Cans dating back to the mid-1930s are on display, as are beer can oddities, test cans, TV and movie props, and obsolete and current trends in beer packaging (e.g. antique cone tops and the newly released alumabottles). The collection is private, but tours can sometimes be arranged by appointment.

The collection was started in 1978 by the museum's director and curator, Kevin Logan. The museum hosts an annual "Museumfest" in the summer, where recent contributors are treated to a barbecue, museum tours, and an awards ceremony.

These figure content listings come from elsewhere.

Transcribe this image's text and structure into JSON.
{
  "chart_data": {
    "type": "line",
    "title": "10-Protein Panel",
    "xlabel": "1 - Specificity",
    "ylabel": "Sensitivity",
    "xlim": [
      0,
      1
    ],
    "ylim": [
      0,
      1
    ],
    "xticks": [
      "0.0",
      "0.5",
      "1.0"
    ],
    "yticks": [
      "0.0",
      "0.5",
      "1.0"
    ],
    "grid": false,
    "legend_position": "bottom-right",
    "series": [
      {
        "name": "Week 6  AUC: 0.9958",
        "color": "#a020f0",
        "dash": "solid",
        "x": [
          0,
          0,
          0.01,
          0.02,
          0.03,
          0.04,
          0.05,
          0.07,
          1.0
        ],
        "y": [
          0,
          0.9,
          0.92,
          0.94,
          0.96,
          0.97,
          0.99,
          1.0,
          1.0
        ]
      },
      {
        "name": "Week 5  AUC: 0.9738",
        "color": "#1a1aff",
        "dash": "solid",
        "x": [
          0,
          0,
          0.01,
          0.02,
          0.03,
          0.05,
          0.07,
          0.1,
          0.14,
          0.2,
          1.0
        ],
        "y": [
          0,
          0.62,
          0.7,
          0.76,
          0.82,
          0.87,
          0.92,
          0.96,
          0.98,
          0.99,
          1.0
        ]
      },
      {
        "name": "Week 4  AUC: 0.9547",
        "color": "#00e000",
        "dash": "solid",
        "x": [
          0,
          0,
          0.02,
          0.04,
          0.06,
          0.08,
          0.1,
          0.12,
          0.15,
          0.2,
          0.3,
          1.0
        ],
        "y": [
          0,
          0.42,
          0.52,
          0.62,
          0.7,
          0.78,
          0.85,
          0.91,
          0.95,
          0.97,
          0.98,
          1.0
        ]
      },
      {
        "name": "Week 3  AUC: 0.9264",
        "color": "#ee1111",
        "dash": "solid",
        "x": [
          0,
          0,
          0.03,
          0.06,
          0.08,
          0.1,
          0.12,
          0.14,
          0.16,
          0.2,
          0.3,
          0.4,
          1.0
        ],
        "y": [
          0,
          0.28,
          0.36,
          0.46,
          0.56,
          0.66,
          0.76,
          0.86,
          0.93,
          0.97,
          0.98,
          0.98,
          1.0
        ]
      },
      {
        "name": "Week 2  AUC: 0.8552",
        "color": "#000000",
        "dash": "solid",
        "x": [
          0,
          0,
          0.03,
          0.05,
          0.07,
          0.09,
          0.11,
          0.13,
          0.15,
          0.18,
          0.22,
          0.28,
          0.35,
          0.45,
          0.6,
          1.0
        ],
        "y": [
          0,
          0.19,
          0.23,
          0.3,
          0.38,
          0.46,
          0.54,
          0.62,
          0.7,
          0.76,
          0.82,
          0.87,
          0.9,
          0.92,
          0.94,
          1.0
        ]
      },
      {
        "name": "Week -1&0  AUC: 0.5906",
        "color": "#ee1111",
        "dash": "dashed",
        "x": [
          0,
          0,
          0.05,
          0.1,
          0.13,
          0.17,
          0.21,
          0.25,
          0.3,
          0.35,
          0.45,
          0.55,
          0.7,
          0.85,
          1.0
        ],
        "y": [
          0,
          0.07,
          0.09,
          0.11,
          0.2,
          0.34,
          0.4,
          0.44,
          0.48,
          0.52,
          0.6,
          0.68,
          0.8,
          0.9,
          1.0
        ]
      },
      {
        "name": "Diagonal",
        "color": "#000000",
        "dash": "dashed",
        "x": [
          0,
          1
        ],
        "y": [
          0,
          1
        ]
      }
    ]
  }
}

The oldest can in the collection is a Krueger Ale can from the 1930s which is similar to the first beer can ever produced in 1935. On display as well are older cone tops (such as a Brockert Ale "J-Spout" can from Worcester, Massachusetts, and a Star Banner Ale cone top from Boston) and obsolete "flat top" cans from the early days of beer can production. The museum is enhanced by a significant collection of breweriana (beer related collectibles) such as hanging pub towels in the rafters, thousands of coasters or "beer mats", beer trays, and a bar displaying both colorful cans and beer glasses from around the world. Crocheted beer can hats from the 1970s, beer can transistor radios, and a beer can telephone are also on display, as are miniature beer cans used in dollhouses. A unique 'pysanka' (painted Ukrainian style 'Heineken' egg) is also housed at the museum.